When I was in my first year of formation as a Jesuit in Grand Coteau, LA, I sat outside one day to draw a vine covered grotto next to the parish church. Five boys were running around after the morning mass, and one of them stopped to ask what I was doing. I showed them the beginning of my drawing, and one immediately asked, “can we be in it too?” I laughed and agreed, but warned them that they would have to stay still while I drew them “so the drawing wouldn’t turn out blurry.”
Taking this admonition seriously, they quickly scrambled up the grotto to take their place in the composition. One boy knelt in front of the Our Lady of Fatima statue, mirroring a statue in the similar position across from him. They stayed absolutely still while I included them in the sketch. Once I was finished, they ran over to see the final product. Even in the simplistic sketch, they delighted in pointing out which one was them. They recognized and relished their own image in my work.
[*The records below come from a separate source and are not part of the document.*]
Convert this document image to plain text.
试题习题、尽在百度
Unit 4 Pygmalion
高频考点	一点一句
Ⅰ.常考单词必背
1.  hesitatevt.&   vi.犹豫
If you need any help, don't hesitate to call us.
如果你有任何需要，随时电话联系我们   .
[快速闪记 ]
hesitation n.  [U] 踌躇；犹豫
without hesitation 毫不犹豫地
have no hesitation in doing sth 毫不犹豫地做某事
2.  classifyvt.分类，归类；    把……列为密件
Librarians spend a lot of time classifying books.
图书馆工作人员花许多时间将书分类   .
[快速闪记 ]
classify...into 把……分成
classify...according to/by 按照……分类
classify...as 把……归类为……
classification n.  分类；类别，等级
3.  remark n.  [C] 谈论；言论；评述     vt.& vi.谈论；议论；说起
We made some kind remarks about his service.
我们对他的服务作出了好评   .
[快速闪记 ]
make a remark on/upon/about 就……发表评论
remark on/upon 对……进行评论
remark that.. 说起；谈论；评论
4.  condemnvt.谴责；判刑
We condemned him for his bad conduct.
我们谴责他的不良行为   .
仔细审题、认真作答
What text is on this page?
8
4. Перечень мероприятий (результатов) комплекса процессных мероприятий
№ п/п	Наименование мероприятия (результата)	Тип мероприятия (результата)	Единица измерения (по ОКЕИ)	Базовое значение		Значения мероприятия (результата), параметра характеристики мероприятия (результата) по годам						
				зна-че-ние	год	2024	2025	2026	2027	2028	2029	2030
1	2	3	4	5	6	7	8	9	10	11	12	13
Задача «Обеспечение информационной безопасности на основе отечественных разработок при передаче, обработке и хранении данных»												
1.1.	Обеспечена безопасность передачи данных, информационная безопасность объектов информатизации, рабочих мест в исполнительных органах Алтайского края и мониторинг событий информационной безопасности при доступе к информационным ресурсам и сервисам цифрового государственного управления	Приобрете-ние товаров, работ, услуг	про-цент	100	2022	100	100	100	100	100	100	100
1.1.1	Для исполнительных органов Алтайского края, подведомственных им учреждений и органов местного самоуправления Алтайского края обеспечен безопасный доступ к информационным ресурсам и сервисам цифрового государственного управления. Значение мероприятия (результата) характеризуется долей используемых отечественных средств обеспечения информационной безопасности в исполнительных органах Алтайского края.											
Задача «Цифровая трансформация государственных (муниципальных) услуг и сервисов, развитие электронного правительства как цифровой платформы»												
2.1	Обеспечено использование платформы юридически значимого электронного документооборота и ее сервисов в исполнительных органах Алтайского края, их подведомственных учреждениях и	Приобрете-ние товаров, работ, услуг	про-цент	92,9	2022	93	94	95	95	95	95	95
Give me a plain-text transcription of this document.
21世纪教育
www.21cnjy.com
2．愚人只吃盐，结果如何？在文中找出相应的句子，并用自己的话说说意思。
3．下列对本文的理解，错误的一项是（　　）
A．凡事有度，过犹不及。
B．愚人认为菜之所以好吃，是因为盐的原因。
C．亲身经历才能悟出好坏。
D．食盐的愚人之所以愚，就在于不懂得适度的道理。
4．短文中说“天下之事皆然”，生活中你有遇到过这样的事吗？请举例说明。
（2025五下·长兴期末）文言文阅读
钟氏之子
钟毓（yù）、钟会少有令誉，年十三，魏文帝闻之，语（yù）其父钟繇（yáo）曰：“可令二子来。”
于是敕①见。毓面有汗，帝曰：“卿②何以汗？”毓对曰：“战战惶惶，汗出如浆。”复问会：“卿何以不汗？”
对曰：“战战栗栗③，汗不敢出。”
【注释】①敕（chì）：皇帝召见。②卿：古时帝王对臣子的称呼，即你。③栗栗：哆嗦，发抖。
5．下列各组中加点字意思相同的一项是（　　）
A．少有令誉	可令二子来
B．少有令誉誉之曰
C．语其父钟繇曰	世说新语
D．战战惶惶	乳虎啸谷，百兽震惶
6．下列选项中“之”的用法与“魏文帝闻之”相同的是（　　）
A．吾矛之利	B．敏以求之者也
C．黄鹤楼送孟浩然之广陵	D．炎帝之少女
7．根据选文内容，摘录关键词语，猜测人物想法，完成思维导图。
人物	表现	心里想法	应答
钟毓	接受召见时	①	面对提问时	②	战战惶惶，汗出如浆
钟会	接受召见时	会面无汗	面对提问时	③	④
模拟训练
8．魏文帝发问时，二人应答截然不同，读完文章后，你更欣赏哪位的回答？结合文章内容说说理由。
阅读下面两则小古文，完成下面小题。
Those boys’ fascination with the world reminded me of the child Jesus I know from prayer. Whenever I imagine Jesus as a kid, he is eating something sweet: an ice cream cone, a fruit roll up, or a piece of cake. Something about becoming incarnate means that he can experience these things with a child-like freshness, as though all things are new to him.
As Jesus grew, I imagine that he retained this childlike enjoyment of life, in his connection with children and in his jokes with his friends, maybe even wearing a silly disguise at times.
During Advent, I often wonder about what it means that God took on this child-like attitude. It is as though in the drama of our human lives, God chose to be cast in a marginal role. My drawings have helped me to explore what the childlike qualities of Jesus reveal about God.
By becoming incarnate as a child, Jesus expresses God’s delight in the world. In the composition of our human lives, God relishes the opportunity to be included, even in our quick sketches and simple compositions.
During this Advent season, where might there be room to include Jesus in the composition of your life? How can you delight alongside the child Jesus in the sweetness of this world?